E’ il racconto lucido della esperienza di una sopravvissuta al campo di sterminio nazista di Auschwitz, e del suo pensiero che il libro riporta – per opera dell’autore – in maniera fedele e puntigliosa, perchè ciò che conta è sì la conoscenza della testimonianza degli orrori patiti, ma anche conservare i toni personali della protagonista che devono essere una spiegazione dei pericoli che ancora oggi si corrono, se non ci si cura della democrazia, del rispetto delle leggi e delle persone.
La Segre – che nella sua primissima giovinezza fu prima espulsa, poi clandestina, poi richiedente asilo, quindi respinta, poi arrestata ed infine deportata – nella sua testimonianza è acuta e provvida di particolari, come pure lo sono le sue parole misurate e mai fuori posto; lei parla solo di ciò che realmente conosce, che ha vissuto e che la riguarda direttamente.
Pippo Civati sottolinea come nel libro siano totalmente assenti riflessioni sue proprie, se non in un caso, quando inserisce un elemento personale pensando (paragonandosi alla figura di Alberto – il padre della Segre – quando gli fu comunicato che la figlia era stata espulsa dalla scuola) a come si sentirebbe lui, se dovesse accadere che alla sua piccola figlia fosse vietato di salire sullo scuolabus.
La Segre spiega che ci sono tante ragioni per cui non ha iniziato a raccontare la sua tragedia appena dopo la prigionia: intanto perchè il suo ritorno, avvenne in una Milano che era distrutta dai bombardamenti, dove lei non aveva più nulla, nè casa, nè famiglia: ci mancava solo che in quella situazione di totale disastro – spiega la senatrice a vita – arrivassi io a parlare di queste cose e poi soprattutto perchè non mi avrebbero mai creduta.
La Segre “sblocca” in qualche modo la sua memoria allo scadere dei 60 anni di vita, quando diventa nonna, sentendo l’esigenza di rivolgersi proprio ai ragazzi, a quelli che lei definisce “nipoti ideali” che devono diventare – lei dice – “una candela accesa”.
Da quando è stata nominata senatrice a vita dal Presidente Mattarella, Liliana Segre alterna il lavoro di legislatore a quello di semplice “divulgatrice della memoria” che dagli anni ’90 svolge girando senza sosta per le scuole (dove ha incontrato piu di 300.000 ragazzi) per far sì che dell’Olocausto venga conservata traccia nelle nuove generazioni, promuovendo una straordinaria campagna contro l’indifferenza e contro il razzismo, perché non si perdano mai i diritti e il rispetto per le persone.

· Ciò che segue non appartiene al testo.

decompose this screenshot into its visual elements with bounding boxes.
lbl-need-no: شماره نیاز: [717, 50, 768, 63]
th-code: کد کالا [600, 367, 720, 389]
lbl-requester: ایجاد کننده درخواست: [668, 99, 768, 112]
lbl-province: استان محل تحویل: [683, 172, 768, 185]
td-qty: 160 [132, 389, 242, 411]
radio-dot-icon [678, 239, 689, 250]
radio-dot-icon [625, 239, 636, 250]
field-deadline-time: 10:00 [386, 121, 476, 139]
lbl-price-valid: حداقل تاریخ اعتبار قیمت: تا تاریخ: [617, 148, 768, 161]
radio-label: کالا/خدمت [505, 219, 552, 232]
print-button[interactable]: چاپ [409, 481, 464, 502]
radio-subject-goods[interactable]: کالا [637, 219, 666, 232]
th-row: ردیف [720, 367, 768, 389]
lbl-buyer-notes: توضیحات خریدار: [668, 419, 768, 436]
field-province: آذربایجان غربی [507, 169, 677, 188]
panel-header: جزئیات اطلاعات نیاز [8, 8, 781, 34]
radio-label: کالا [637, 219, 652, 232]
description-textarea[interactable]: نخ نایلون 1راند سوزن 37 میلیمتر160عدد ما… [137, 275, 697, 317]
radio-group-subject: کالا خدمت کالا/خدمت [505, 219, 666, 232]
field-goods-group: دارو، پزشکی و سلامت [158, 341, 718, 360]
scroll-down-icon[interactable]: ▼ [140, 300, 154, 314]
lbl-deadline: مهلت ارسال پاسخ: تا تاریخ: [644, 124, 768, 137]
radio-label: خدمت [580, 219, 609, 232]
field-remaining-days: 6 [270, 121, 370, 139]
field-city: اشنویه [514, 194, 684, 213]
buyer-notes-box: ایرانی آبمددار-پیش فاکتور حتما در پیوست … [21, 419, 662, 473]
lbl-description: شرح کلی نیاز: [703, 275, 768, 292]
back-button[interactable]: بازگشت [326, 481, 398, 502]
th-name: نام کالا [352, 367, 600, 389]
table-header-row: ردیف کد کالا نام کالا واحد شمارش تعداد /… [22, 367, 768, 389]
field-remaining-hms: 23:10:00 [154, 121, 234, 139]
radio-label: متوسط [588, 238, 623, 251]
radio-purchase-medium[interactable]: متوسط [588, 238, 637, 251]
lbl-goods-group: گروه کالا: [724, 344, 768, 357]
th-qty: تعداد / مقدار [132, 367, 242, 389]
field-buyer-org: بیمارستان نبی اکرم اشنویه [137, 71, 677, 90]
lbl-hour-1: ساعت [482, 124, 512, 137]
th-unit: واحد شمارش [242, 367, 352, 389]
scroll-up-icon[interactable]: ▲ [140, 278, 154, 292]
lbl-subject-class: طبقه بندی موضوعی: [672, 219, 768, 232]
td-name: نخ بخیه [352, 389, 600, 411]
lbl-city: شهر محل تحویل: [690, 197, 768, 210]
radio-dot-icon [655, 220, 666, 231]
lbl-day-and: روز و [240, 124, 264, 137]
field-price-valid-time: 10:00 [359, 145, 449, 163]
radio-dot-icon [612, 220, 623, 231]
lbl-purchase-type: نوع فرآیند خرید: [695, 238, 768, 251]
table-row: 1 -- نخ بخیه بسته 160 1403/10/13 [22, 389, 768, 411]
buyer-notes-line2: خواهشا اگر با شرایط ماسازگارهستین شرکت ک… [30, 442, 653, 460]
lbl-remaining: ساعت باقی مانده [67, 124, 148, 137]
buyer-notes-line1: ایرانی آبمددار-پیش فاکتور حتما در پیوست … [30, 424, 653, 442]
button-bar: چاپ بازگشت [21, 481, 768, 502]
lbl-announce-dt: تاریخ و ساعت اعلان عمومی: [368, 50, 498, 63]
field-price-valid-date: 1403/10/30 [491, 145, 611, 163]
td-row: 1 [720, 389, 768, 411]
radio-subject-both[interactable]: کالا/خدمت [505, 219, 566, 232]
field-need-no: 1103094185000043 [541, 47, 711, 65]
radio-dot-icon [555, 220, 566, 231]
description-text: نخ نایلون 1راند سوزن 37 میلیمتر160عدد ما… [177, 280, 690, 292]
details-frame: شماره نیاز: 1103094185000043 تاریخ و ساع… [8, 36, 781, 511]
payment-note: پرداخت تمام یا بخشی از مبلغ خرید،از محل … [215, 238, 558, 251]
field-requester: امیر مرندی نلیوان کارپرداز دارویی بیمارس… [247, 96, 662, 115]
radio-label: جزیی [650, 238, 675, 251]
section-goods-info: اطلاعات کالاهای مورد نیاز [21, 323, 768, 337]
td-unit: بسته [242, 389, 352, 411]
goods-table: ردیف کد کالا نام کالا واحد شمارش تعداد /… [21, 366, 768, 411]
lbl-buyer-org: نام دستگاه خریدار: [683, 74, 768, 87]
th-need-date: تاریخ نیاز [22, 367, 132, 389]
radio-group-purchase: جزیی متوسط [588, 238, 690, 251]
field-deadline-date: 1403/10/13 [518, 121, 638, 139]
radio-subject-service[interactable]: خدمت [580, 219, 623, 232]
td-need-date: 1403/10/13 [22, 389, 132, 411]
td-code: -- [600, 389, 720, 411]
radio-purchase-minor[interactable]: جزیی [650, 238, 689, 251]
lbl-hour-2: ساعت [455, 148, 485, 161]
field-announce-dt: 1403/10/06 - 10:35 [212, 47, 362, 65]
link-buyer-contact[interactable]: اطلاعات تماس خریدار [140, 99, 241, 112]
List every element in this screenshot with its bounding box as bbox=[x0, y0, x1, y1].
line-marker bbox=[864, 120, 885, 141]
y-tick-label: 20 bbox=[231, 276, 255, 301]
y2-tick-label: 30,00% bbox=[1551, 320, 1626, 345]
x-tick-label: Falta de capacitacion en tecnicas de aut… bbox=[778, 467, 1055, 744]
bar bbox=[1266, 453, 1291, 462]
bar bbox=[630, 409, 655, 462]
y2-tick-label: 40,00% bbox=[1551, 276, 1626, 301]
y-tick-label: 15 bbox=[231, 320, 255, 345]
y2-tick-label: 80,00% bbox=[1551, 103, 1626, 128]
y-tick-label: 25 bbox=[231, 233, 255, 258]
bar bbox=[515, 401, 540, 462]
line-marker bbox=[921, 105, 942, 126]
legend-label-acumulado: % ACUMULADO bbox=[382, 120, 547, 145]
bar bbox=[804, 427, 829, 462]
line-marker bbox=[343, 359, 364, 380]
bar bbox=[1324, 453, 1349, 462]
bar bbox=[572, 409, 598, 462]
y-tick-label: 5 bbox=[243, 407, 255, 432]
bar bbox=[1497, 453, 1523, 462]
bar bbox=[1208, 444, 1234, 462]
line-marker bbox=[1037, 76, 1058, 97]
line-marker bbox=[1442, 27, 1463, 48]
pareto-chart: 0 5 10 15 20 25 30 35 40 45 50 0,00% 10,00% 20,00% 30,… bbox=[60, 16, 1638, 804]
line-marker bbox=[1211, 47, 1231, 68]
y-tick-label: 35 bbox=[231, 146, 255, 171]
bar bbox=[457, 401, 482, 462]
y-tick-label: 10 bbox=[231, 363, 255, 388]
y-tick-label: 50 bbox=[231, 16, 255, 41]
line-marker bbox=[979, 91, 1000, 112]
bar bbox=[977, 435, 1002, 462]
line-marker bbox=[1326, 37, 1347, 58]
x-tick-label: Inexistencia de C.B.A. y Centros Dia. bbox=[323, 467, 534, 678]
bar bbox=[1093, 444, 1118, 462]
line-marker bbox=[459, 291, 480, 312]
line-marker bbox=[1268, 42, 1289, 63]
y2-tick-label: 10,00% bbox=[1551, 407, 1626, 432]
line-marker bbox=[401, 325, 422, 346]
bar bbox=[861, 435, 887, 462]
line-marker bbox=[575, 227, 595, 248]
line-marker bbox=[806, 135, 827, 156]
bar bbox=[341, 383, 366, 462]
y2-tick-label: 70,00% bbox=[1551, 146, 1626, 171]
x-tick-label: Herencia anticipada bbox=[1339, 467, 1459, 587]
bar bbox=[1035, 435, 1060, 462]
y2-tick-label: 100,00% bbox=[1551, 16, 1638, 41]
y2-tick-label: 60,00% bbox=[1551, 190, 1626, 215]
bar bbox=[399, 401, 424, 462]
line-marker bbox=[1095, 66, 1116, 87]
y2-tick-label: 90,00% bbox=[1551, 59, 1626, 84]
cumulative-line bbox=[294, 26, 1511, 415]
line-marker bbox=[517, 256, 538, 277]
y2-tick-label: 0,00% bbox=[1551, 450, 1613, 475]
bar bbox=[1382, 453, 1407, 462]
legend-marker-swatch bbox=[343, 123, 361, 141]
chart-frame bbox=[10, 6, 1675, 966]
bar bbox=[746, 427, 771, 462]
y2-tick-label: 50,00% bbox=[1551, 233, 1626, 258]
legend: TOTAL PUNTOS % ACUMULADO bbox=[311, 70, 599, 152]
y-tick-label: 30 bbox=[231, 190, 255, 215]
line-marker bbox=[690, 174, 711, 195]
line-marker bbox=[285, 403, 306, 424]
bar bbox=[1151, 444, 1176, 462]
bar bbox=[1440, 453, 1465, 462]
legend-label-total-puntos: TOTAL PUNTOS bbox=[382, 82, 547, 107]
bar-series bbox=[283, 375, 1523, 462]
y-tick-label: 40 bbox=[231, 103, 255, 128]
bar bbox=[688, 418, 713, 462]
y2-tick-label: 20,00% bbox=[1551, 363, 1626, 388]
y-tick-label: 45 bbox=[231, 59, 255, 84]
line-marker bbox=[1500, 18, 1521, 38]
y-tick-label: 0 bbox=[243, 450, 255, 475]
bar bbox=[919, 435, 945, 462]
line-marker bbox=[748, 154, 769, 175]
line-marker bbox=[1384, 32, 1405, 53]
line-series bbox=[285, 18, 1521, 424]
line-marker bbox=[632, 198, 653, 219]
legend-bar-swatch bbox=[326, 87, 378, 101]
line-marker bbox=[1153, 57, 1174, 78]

Ai regimi totalitari ciò che serve è esattamente l’indifferenza che apre le porta al disumano e che è (poi) la madre della violenza: non vi è violenza, se alla base non c’è l’indifferenza, come quella – spiega la protagonista – dimostrata dalla maestra che giustificandosi con suo padre che chiedeva il perchè della espulsione della propria figlia dalla scuola, si sentì rispondere, non le ho fatte mica io le leggi razziali.
L’indifferenza è terribile e rimane sempre impunita: come si fa a prendersela con gli indifferenti – dice la Segre – ti possono sempre rispondere che non hanno fatto nulla.
Eppure, purtroppo anch’io sono stata indifferente, ammette con rammarico e sofferenza la Segre, riferendosi al momento in cui non aveva salutato una compagna diretta alla camera a gas.
Civati spiega che Liliana Segre, prova a raccontare le cose da un punto di vista assoluto e la sua testimonianza è spinta proprio dalla speranza di riscatto delle leggi razziali.
Prima il campo di concentramento, oggi il Senato della Repubblica, spezzoni diversi di una unica vita, sintesi preziosa di un messaggio di speranza e di pace che Liliana Segre si è posta come missione e che sintetizza così: occorre essere critici con la nostra storia ed individuare le nostre responsabilità, perché l’orrore non si manifesti ancora; ho paura della perdita della democrazia, perché so cos’è la non democrazia.
Parole forti ed indiscutibili, che è sperabile siano da insegnamento e monito alle generazioni future.